宫门缓缓打开,高怀德走了出来。他披着盔甲,神情沉重。风吹动他的披风,铿锵作响。他深吸一口气,走到阵前,躬身说道:“王嫂,请息怒吧。为保郑王的名声,也为保天下太平,您先退兵回府。为郑王报仇的事,小弟一定会替您办妥。”

陶三春冷冷地看着他,声音低沉而坚定:“高王爷,你劝我退兵,说得容易。赵匡胤杀我丈夫,是忘恩负义;我困午门要讨公道,倒成了不忠?他不义,我何必守忠?要我退兵,也行——必须答我三件事。”

高怀德拱手:“请嫂嫂明示。”

陶三春的声音如铁一般坚硬:“第一,韩素梅兄妹害死我丈夫,必须取他们的人头祭灵。第二,郑子明为国征战,功劳赫赫,如今死得冤枉,赵匡胤必须披麻带孝,金井玉葬。第三,我儿郑印年幼,要让他继承父职。若朝中再有奸人乱政,我陶三春愿管三宫六院,清除奸佞谗妃,保国家太平。这三件事,只要有一件不答应,我的兵,就不退!”

风声呼啸,旗帜猎猎作响。高怀德看着她,心中暗暗叹息。他知道,陶三春这一刻心如铁石,绝不会轻易退让。

“贤嫂稍等,小弟这就入宫奏明圣上。”他说完,转身迈步,消失在午门之后。

金殿之内,灯光摇曳。赵匡胤端坐在龙椅上,脸色阴沉。群臣屏息不语。高怀德走进大殿,跪下奏报,把陶三春的三件要求一一说了出来。赵匡胤听完,眉头紧锁,沉默了许久。

“子袭父职,本该如此,我答应。至于让她管三宫六院——太过了!她若真掌后宫,不就成太后了么?”

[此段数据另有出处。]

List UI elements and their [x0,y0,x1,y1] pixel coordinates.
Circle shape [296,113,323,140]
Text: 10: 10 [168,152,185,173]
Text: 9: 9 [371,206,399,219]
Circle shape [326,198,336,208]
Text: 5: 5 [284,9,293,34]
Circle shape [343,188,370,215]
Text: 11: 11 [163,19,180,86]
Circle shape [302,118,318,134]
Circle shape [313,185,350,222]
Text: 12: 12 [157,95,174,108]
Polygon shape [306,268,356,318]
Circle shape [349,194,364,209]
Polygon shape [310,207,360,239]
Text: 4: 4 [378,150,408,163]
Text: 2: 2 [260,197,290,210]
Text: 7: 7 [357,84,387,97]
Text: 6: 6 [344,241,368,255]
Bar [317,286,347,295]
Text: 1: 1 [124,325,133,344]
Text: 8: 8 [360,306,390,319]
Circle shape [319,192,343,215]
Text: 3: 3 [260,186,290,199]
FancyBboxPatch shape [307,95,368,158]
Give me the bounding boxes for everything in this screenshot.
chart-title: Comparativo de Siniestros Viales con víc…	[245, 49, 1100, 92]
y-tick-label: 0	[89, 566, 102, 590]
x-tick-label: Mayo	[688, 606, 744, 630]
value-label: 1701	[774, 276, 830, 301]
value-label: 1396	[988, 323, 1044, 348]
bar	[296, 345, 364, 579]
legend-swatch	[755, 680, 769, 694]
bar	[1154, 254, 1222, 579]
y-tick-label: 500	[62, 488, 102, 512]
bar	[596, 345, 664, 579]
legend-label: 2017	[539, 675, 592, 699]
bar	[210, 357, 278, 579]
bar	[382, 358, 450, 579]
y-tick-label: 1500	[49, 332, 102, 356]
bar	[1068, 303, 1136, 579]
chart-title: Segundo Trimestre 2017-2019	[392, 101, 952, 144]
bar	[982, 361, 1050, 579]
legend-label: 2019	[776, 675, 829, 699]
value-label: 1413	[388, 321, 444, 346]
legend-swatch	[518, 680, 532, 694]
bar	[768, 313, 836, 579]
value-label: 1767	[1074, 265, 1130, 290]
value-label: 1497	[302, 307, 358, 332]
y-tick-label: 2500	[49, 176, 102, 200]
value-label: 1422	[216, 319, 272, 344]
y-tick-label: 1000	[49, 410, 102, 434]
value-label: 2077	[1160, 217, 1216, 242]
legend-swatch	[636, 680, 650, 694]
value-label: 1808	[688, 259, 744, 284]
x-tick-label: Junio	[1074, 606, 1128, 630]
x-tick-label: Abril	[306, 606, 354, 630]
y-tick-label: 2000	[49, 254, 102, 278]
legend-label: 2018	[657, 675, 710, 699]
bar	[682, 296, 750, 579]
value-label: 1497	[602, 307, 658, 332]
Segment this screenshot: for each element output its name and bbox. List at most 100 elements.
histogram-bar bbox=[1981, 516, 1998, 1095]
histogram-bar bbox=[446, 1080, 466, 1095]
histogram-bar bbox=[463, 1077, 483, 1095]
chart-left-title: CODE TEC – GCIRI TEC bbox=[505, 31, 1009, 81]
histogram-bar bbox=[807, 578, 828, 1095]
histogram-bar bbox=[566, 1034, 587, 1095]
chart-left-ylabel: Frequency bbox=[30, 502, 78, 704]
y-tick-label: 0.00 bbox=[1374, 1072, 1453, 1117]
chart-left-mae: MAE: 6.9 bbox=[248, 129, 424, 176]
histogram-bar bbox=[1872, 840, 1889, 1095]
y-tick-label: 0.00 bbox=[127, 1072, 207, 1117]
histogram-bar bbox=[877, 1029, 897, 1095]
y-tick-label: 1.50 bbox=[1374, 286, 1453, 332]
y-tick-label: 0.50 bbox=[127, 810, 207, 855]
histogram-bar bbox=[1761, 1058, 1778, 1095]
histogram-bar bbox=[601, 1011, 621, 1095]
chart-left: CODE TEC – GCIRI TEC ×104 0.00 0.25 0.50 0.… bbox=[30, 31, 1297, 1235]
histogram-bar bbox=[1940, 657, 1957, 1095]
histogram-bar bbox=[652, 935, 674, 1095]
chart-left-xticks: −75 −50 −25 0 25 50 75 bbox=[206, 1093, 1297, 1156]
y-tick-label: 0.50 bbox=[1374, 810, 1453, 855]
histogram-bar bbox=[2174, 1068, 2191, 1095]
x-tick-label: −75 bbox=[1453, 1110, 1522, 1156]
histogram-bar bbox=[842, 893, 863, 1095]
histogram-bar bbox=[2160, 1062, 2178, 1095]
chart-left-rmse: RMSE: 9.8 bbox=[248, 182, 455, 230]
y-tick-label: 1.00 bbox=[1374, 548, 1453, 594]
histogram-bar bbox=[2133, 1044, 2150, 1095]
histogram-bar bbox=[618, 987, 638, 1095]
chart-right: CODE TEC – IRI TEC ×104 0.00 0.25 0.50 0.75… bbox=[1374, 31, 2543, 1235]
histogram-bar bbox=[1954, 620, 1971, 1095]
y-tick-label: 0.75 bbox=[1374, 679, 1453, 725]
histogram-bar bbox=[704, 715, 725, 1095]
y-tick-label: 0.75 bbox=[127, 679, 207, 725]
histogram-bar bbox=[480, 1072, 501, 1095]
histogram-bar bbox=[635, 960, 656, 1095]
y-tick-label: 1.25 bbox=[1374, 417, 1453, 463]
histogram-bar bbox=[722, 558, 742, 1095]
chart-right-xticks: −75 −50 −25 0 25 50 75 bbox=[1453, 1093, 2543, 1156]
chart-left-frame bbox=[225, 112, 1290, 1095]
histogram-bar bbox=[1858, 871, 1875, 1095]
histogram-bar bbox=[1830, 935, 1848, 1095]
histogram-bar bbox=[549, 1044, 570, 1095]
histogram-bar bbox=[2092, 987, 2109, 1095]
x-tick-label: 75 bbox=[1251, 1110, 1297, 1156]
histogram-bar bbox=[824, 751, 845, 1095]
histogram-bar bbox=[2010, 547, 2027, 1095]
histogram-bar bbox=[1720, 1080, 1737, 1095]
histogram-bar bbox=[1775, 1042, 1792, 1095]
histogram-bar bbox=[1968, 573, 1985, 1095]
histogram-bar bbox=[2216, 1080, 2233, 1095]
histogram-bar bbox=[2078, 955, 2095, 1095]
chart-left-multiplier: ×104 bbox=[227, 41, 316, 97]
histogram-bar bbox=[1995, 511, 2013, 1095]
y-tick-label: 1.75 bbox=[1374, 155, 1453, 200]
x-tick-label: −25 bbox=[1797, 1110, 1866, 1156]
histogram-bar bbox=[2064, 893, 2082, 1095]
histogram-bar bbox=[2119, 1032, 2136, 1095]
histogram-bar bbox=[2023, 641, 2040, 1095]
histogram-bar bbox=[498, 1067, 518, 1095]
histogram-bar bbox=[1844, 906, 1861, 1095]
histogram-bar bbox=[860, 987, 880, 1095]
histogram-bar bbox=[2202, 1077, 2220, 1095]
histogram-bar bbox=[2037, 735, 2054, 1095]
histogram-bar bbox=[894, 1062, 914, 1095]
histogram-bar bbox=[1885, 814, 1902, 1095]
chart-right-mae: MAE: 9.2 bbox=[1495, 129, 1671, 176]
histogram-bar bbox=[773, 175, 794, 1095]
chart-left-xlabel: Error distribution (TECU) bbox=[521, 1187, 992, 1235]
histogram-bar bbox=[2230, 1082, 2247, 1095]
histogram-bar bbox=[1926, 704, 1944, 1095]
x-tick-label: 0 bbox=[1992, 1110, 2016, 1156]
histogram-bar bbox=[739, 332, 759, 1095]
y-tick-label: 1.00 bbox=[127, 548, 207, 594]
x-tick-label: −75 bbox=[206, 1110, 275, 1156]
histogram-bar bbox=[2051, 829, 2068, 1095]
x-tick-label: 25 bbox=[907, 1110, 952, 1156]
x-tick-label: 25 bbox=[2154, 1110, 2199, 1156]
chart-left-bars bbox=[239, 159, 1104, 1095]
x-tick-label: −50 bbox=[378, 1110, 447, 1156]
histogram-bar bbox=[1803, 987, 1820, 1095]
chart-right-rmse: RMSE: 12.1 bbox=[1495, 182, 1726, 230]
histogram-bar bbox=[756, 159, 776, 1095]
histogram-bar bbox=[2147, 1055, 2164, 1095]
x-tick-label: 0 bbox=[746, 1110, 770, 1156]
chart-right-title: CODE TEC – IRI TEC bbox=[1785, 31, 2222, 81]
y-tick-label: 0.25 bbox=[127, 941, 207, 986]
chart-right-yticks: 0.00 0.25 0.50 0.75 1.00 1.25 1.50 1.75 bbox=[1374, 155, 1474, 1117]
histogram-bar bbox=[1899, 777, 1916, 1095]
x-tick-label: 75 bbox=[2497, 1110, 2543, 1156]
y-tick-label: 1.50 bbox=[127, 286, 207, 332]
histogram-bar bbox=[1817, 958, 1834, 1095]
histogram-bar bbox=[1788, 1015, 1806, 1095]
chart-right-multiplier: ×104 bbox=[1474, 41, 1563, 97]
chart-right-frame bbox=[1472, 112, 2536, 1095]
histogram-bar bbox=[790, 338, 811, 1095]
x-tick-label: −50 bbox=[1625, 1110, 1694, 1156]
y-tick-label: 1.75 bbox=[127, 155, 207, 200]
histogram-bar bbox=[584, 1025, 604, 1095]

高怀德语气恳切:“万岁,陶三春忠烈贤明,封她为寿康宫主,管三宫六院,也是安民心、平众怨的事。郑王死于非命,百姓同情,若不安抚,只会动摇人心。”

赵匡胤叹气:“那就依你所言,封她为寿康宫主。至于金井玉葬、披麻带孝,这事……有失国体。”

赵普上前一步,柔声劝道:“陛下,古人有周文王为姜尚拉车,礼贤下士不损尊严。您若为忠臣表哀,反而显得仁义。”

赵匡胤点了点头:“好,这件也准。唯独第一条,要韩氏兄妹的人头——绝不能应!韩龙虽错听旨意,但罪不至死,韩素梅更是无辜,怎能枉杀?”

话音一落,殿中气氛骤然紧绷。

张光远猛地一拍龙案,声音洪亮:“韩妃才是祸根!若不是她挑拨离间,郑王怎会死?韩龙行凶,都是她唆使的!”

高怀德也上前一步,冷声说道:“万岁,韩素梅引您到桃花宫挑拨是非,使韩龙借旨杀人——兄妹二人分明狼狈为奸!若不诛,祸乱还在后头!”

赵匡胤脸色铁青,声音压低:“她说没有。”

罗延西冷笑:“她若无罪,那郑王之死,岂不是您亲手下令?!”

赵匡胤勃然大怒,拍案而起:“放肆!”

罗延西昂首不退,怒道:“今日若不诛奸妃,明日谁还敢为国?我们这些人,不做冤死鬼!不如散伙各奔前程,让陛下与韩妃相守到老吧!”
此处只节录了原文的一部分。